В это время по лестнице поднимается Ларсен.
— Последний шанс! — догадывается он. — Сейчас я вас приглашу! — говорит Ларсен, входя в свою комнату.
— Да нет, я уже был! — сквозь зубы говорю я.
Остальные, которые вместе со мной ждут в коридоре, уже поглядывают на нас.
Но Ларсен еще раз оборачивается.
— Тогда до скорого свидания! — говорит он с ударением на последнее слово.
Нет, нет! Я словно парализован и жду еще почти два часа, пока меня, наконец, снова приглашают войти. В дверь направо!
— Подождите еще! — уже два раза говорил мне ассистент, который регистрировал меня.
Но вот, наконец, я все же вошел!
Я сижу напротив маленького седовласого преподавателя.
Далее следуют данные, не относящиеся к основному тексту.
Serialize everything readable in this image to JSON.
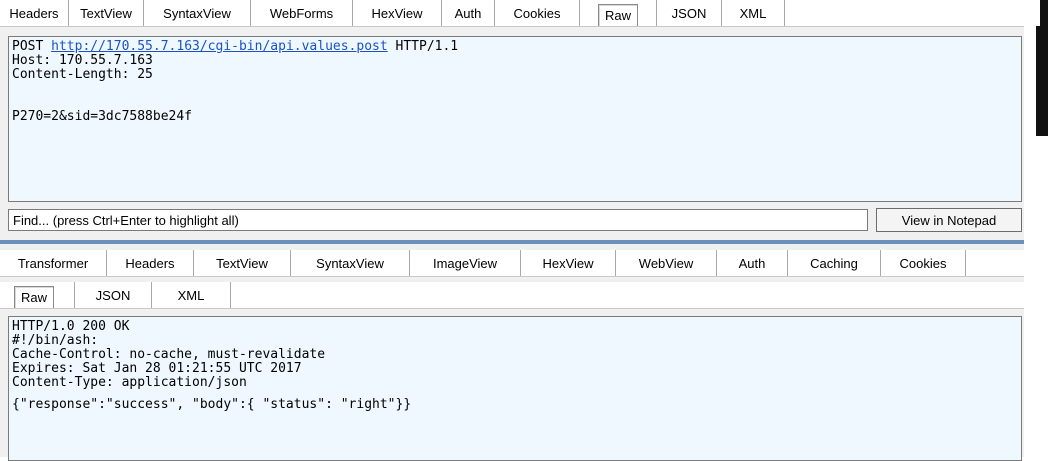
{
  "request": {
    "tabs": [
      "Headers",
      "TextView",
      "SyntaxView",
      "WebForms",
      "HexView",
      "Auth",
      "Cookies",
      "Raw",
      "JSON",
      "XML"
    ],
    "active_tab": "Raw",
    "raw": {
      "method": "POST",
      "url": "http://170.55.7.163/cgi-bin/api.values.post",
      "protocol": "HTTP/1.1",
      "host_line": "Host: 170.55.7.163",
      "length_line": "Content-Length: 25",
      "body": "P270=2&sid=3dc7588be24f"
    },
    "find_placeholder": "Find... (press Ctrl+Enter to highlight all)",
    "notepad_label": "View in Notepad"
  },
  "response": {
    "tabs_row1": [
      "Transformer",
      "Headers",
      "TextView",
      "SyntaxView",
      "ImageView",
      "HexView",
      "WebView",
      "Auth",
      "Caching",
      "Cookies"
    ],
    "tabs_row2": [
      "Raw",
      "JSON",
      "XML"
    ],
    "active_tab": "Raw",
    "raw": {
      "status_line": "HTTP/1.0 200 OK",
      "shebang_line": "#!/bin/ash:",
      "cache_line": "Cache-Control: no-cache, must-revalidate",
      "expires_line": "Expires: Sat Jan 28 01:21:55 UTC 2017",
      "type_line": "Content-Type: application/json",
      "body": "{\"response\":\"success\", \"body\":{ \"status\": \"right\"}}"
    }
  }
}
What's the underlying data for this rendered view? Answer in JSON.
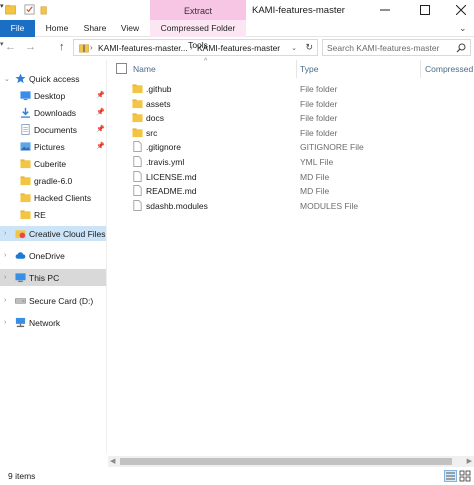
{
  "titlebar": {
    "contextual_group_label": "Extract",
    "window_title": "KAMI-features-master"
  },
  "ribbon": {
    "tabs": [
      {
        "label": "File"
      },
      {
        "label": "Home"
      },
      {
        "label": "Share"
      },
      {
        "label": "View"
      },
      {
        "label": "Compressed Folder Tools"
      }
    ]
  },
  "address": {
    "breadcrumbs": [
      "KAMI-features-master...",
      "KAMI-features-master"
    ]
  },
  "search": {
    "placeholder": "Search KAMI-features-master"
  },
  "nav": {
    "items": [
      {
        "label": "Quick access"
      },
      {
        "label": "Desktop"
      },
      {
        "label": "Downloads"
      },
      {
        "label": "Documents"
      },
      {
        "label": "Pictures"
      },
      {
        "label": "Cuberite"
      },
      {
        "label": "gradle-6.0"
      },
      {
        "label": "Hacked Clients"
      },
      {
        "label": "RE"
      },
      {
        "label": "Creative Cloud Files"
      },
      {
        "label": "OneDrive"
      },
      {
        "label": "This PC"
      },
      {
        "label": "Secure Card (D:)"
      },
      {
        "label": "Network"
      }
    ]
  },
  "columns": {
    "name": "Name",
    "type": "Type",
    "compressed": "Compressed"
  },
  "files": [
    {
      "name": ".github",
      "type": "File folder"
    },
    {
      "name": "assets",
      "type": "File folder"
    },
    {
      "name": "docs",
      "type": "File folder"
    },
    {
      "name": "src",
      "type": "File folder"
    },
    {
      "name": ".gitignore",
      "type": "GITIGNORE File"
    },
    {
      "name": ".travis.yml",
      "type": "YML File"
    },
    {
      "name": "LICENSE.md",
      "type": "MD File"
    },
    {
      "name": "README.md",
      "type": "MD File"
    },
    {
      "name": "sdashb.modules",
      "type": "MODULES File"
    }
  ],
  "status": {
    "item_count": "9 items"
  },
  "colors": {
    "accent": "#1a6fc4",
    "context_tab": "#f7c6e5",
    "folder": "#f4c542"
  }
}
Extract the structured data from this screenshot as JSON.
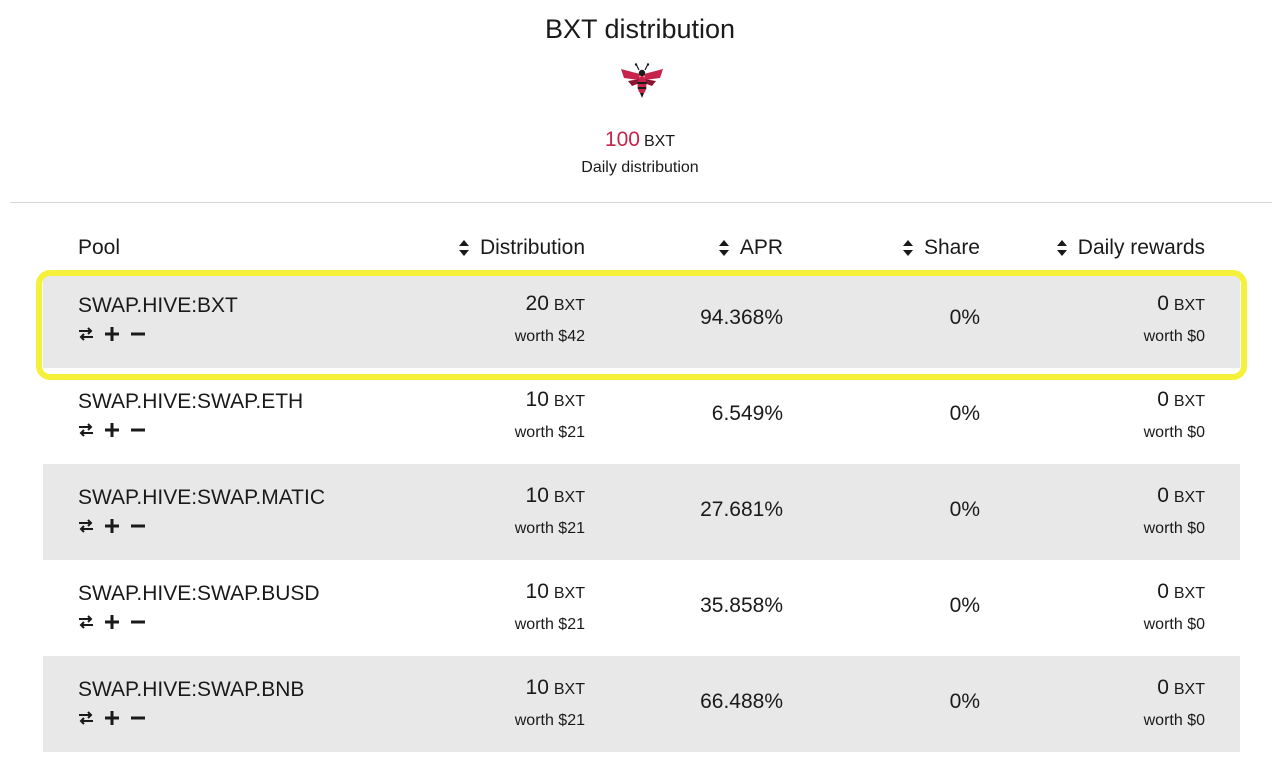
{
  "header": {
    "title": "BXT distribution",
    "amount": "100",
    "amount_unit": "BXT",
    "daily_label": "Daily distribution",
    "logo_icon": "bee-icon",
    "accent_color": "#c8234a"
  },
  "table": {
    "columns": {
      "pool": "Pool",
      "distribution": "Distribution",
      "apr": "APR",
      "share": "Share",
      "daily_rewards": "Daily rewards"
    },
    "rows": [
      {
        "pool": "SWAP.HIVE:BXT",
        "dist_amount": "20",
        "dist_unit": "BXT",
        "dist_worth": "worth $42",
        "apr": "94.368%",
        "share": "0%",
        "reward_amount": "0",
        "reward_unit": "BXT",
        "reward_worth": "worth $0"
      },
      {
        "pool": "SWAP.HIVE:SWAP.ETH",
        "dist_amount": "10",
        "dist_unit": "BXT",
        "dist_worth": "worth $21",
        "apr": "6.549%",
        "share": "0%",
        "reward_amount": "0",
        "reward_unit": "BXT",
        "reward_worth": "worth $0"
      },
      {
        "pool": "SWAP.HIVE:SWAP.MATIC",
        "dist_amount": "10",
        "dist_unit": "BXT",
        "dist_worth": "worth $21",
        "apr": "27.681%",
        "share": "0%",
        "reward_amount": "0",
        "reward_unit": "BXT",
        "reward_worth": "worth $0"
      },
      {
        "pool": "SWAP.HIVE:SWAP.BUSD",
        "dist_amount": "10",
        "dist_unit": "BXT",
        "dist_worth": "worth $21",
        "apr": "35.858%",
        "share": "0%",
        "reward_amount": "0",
        "reward_unit": "BXT",
        "reward_worth": "worth $0"
      },
      {
        "pool": "SWAP.HIVE:SWAP.BNB",
        "dist_amount": "10",
        "dist_unit": "BXT",
        "dist_worth": "worth $21",
        "apr": "66.488%",
        "share": "0%",
        "reward_amount": "0",
        "reward_unit": "BXT",
        "reward_worth": "worth $0"
      }
    ],
    "row_actions": [
      "swap-icon",
      "add-liquidity-icon",
      "remove-liquidity-icon"
    ],
    "highlight_color": "#f5f03a"
  }
}
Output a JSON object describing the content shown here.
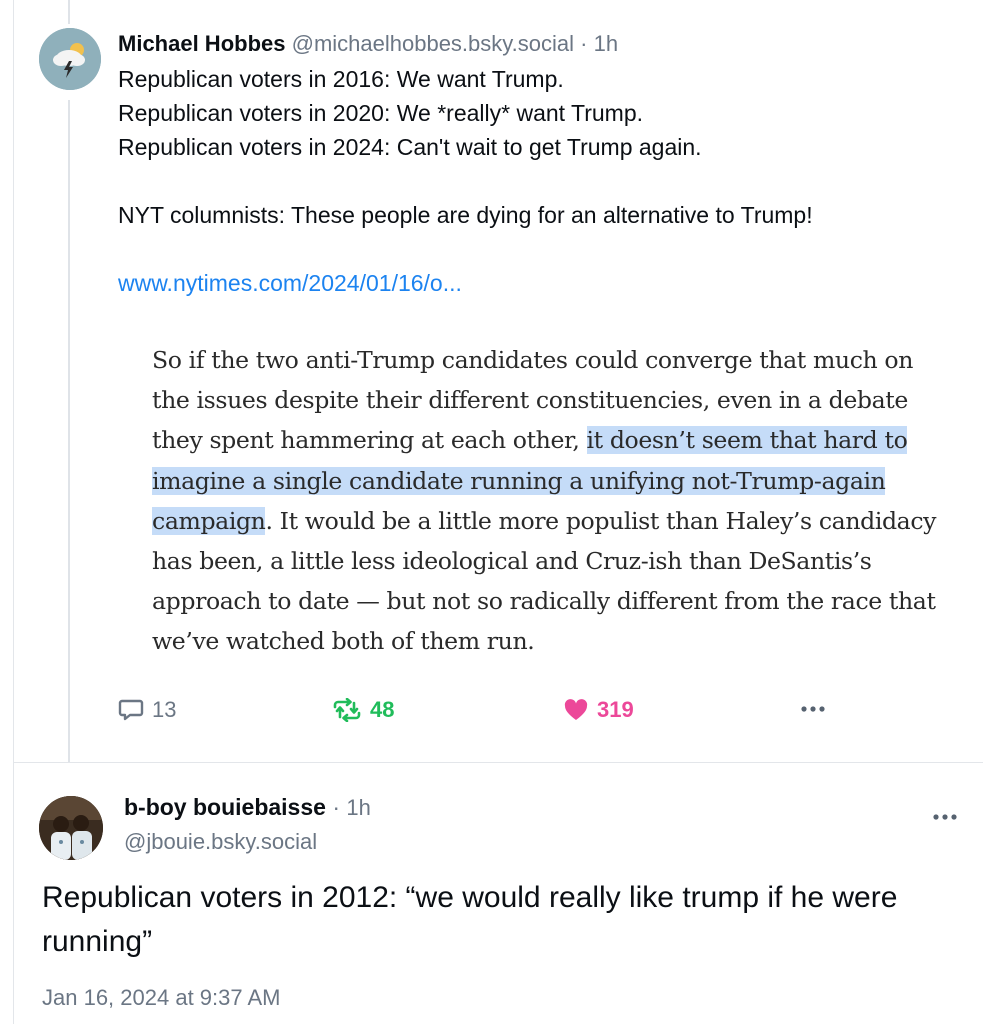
{
  "post1": {
    "author_name": "Michael Hobbes",
    "handle": "@michaelhobbes.bsky.social",
    "separator": "·",
    "time": "1h",
    "lines": [
      "Republican voters in 2016: We want Trump.",
      "Republican voters in 2020: We *really* want Trump.",
      "Republican voters in 2024: Can't wait to get Trump again."
    ],
    "line_after_gap": "NYT columnists: These people are dying for an alternative to Trump!",
    "link_text": "www.nytimes.com/2024/01/16/o...",
    "quote": {
      "l1": "So if the two anti-Trump candidates could converge that much on",
      "l2": "the issues despite their different constituencies, even in a debate",
      "l3_plain": "they spent hammering at each other, ",
      "l3_hl": "it doesn’t seem that hard to",
      "l4_hl": "imagine a single candidate running a unifying not-Trump-again",
      "l5_hl": "campaign",
      "l5_plain": ". It would be a little more populist than Haley’s candidacy",
      "l6": "has been, a little less ideological and Cruz-ish than DeSantis’s",
      "l7": "approach to date — but not so radically different from the race that",
      "l8": "we’ve watched both of them run."
    },
    "actions": {
      "replies": "13",
      "reposts": "48",
      "likes": "319"
    }
  },
  "post2": {
    "author_name": "b-boy bouiebaisse",
    "separator": "·",
    "time": "1h",
    "handle": "@jbouie.bsky.social",
    "text": "Republican voters in 2012: “we would really like trump if he were running”",
    "date": "Jan 16, 2024 at 9:37 AM"
  },
  "colors": {
    "link": "#1c83f0",
    "repost": "#20bc5a",
    "like": "#ec4899",
    "highlight": "#c5dcf8",
    "muted": "#6b7684"
  },
  "icons": [
    "reply-bubble-icon",
    "repost-icon",
    "heart-icon",
    "more-icon"
  ]
}
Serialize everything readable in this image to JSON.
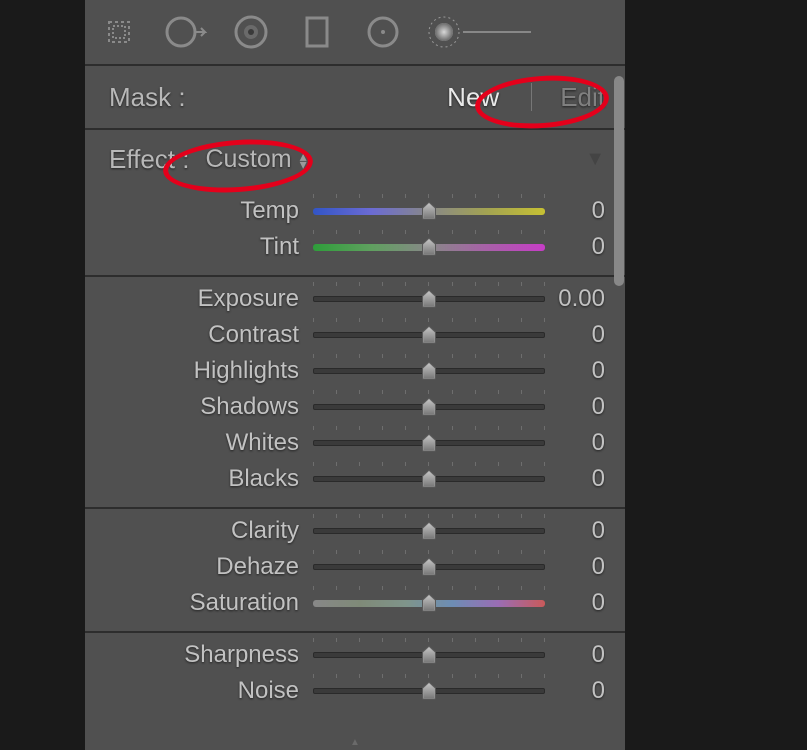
{
  "toolbar": {
    "tools": {
      "crop": "crop-tool",
      "spot": "spot-removal-tool",
      "redeye": "red-eye-tool",
      "graduated": "graduated-filter-tool",
      "radial": "radial-filter-tool",
      "brush": "adjustment-brush-tool"
    }
  },
  "mask": {
    "label": "Mask :",
    "new_label": "New",
    "edit_label": "Edit"
  },
  "effect": {
    "label": "Effect :",
    "value": "Custom"
  },
  "groups": [
    {
      "id": "wb",
      "sliders": [
        {
          "id": "temp",
          "label": "Temp",
          "value": "0",
          "track": "temp"
        },
        {
          "id": "tint",
          "label": "Tint",
          "value": "0",
          "track": "tint"
        }
      ]
    },
    {
      "id": "tone",
      "sliders": [
        {
          "id": "exposure",
          "label": "Exposure",
          "value": "0.00",
          "track": "plain"
        },
        {
          "id": "contrast",
          "label": "Contrast",
          "value": "0",
          "track": "plain"
        },
        {
          "id": "highlights",
          "label": "Highlights",
          "value": "0",
          "track": "plain"
        },
        {
          "id": "shadows",
          "label": "Shadows",
          "value": "0",
          "track": "plain"
        },
        {
          "id": "whites",
          "label": "Whites",
          "value": "0",
          "track": "plain"
        },
        {
          "id": "blacks",
          "label": "Blacks",
          "value": "0",
          "track": "plain"
        }
      ]
    },
    {
      "id": "presence",
      "sliders": [
        {
          "id": "clarity",
          "label": "Clarity",
          "value": "0",
          "track": "plain"
        },
        {
          "id": "dehaze",
          "label": "Dehaze",
          "value": "0",
          "track": "plain"
        },
        {
          "id": "saturation",
          "label": "Saturation",
          "value": "0",
          "track": "sat"
        }
      ]
    },
    {
      "id": "detail",
      "sliders": [
        {
          "id": "sharpness",
          "label": "Sharpness",
          "value": "0",
          "track": "plain"
        },
        {
          "id": "noise",
          "label": "Noise",
          "value": "0",
          "track": "plain"
        }
      ]
    }
  ],
  "annotations": {
    "highlight_new": true,
    "highlight_effect": true,
    "color": "#e4001b"
  }
}
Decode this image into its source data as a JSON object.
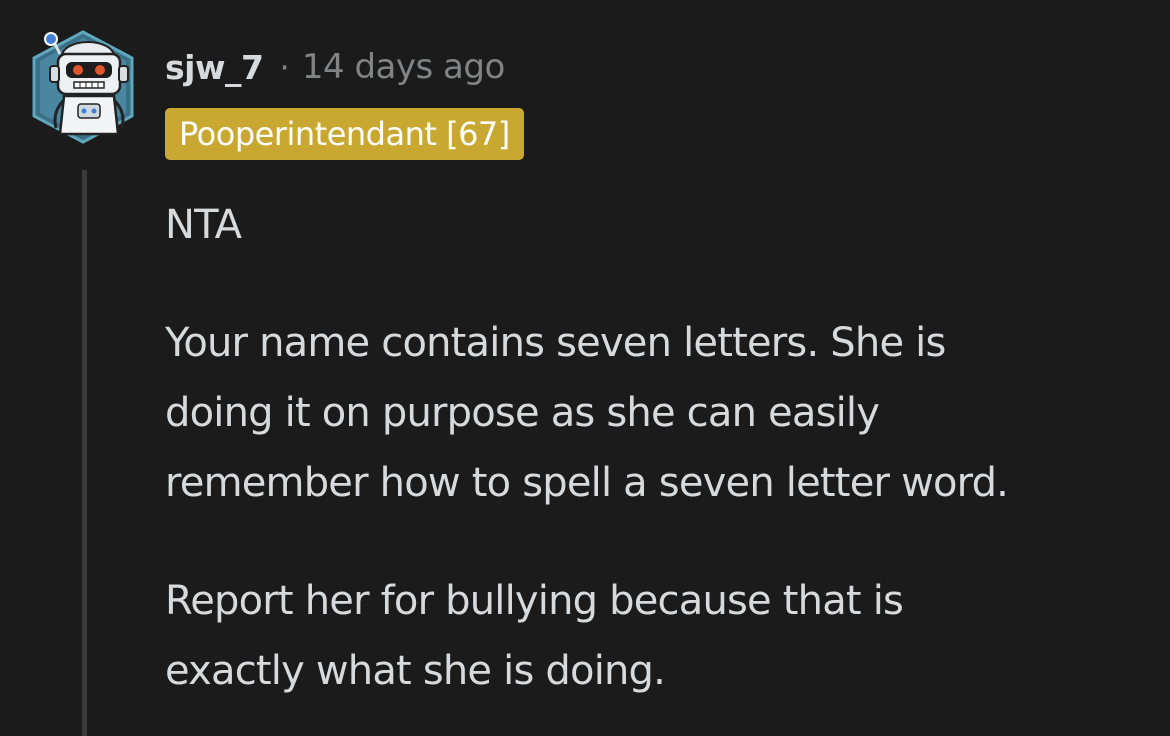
{
  "comment": {
    "username": "sjw_7",
    "separator": "·",
    "timestamp": "14 days ago",
    "flair": "Pooperintendant [67]",
    "paragraphs": {
      "p1": "NTA",
      "p2_lines": [
        "Your name contains seven letters. She is",
        "doing it on purpose as she can easily",
        "remember how to spell a seven letter word."
      ],
      "p3_lines": [
        "Report her for bullying because that is",
        "exactly what she is doing."
      ]
    }
  },
  "colors": {
    "background": "#1b1b1b",
    "text": "#d7dadc",
    "meta": "#818384",
    "flair_bg": "#c9a832",
    "thread_line": "#3a3a3a"
  },
  "icons": {
    "avatar": "robot-avatar-icon"
  }
}
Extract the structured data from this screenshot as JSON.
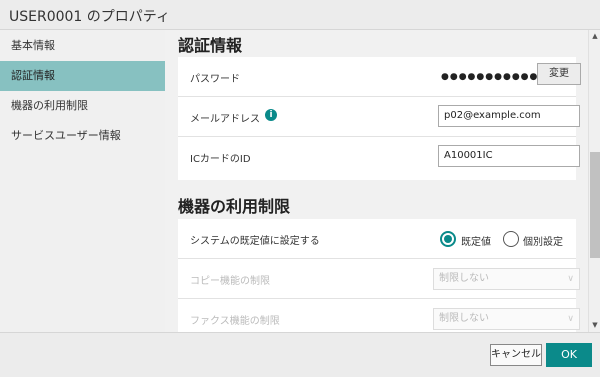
{
  "window": {
    "title": "USER0001 のプロパティ"
  },
  "sidebar": {
    "items": [
      {
        "label": "基本情報"
      },
      {
        "label": "認証情報"
      },
      {
        "label": "機器の利用制限"
      },
      {
        "label": "サービスユーザー情報"
      }
    ]
  },
  "auth": {
    "heading": "認証情報",
    "password_label": "パスワード",
    "password_mask": "●●●●●●●●●●●●",
    "change_button": "変更",
    "email_label": "メールアドレス",
    "email_value": "p02@example.com",
    "iccard_label": "ICカードのID",
    "iccard_value": "A10001IC"
  },
  "restrictions": {
    "heading": "機器の利用制限",
    "system_default_label": "システムの既定値に設定する",
    "option_default": "既定値",
    "option_individual": "個別設定",
    "copy_label": "コピー機能の制限",
    "copy_value": "制限しない",
    "fax_label": "ファクス機能の制限",
    "fax_value": "制限しない"
  },
  "footer": {
    "cancel": "キャンセル",
    "ok": "OK"
  },
  "colors": {
    "accent": "#0b8a8a",
    "sidebar_active": "#87c1c1"
  },
  "icons": {
    "info": "info-icon",
    "scroll_up": "scroll-up-icon",
    "scroll_down": "scroll-down-icon",
    "dropdown": "chevron-down-icon"
  }
}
Но он все еще занят и листает какие-то бумаги.
Очень подвижный и в то же время очень солидный. Наверняка он любит пропустить стаканчик красного вина, а раньше писал рецензии на театральные постановки.
На нем спортивный пиджак в клетку и не совсем новый галстук.
— Сколько у нас еще, Роте? — поворачивается он всем корпусом к своему ассистенту.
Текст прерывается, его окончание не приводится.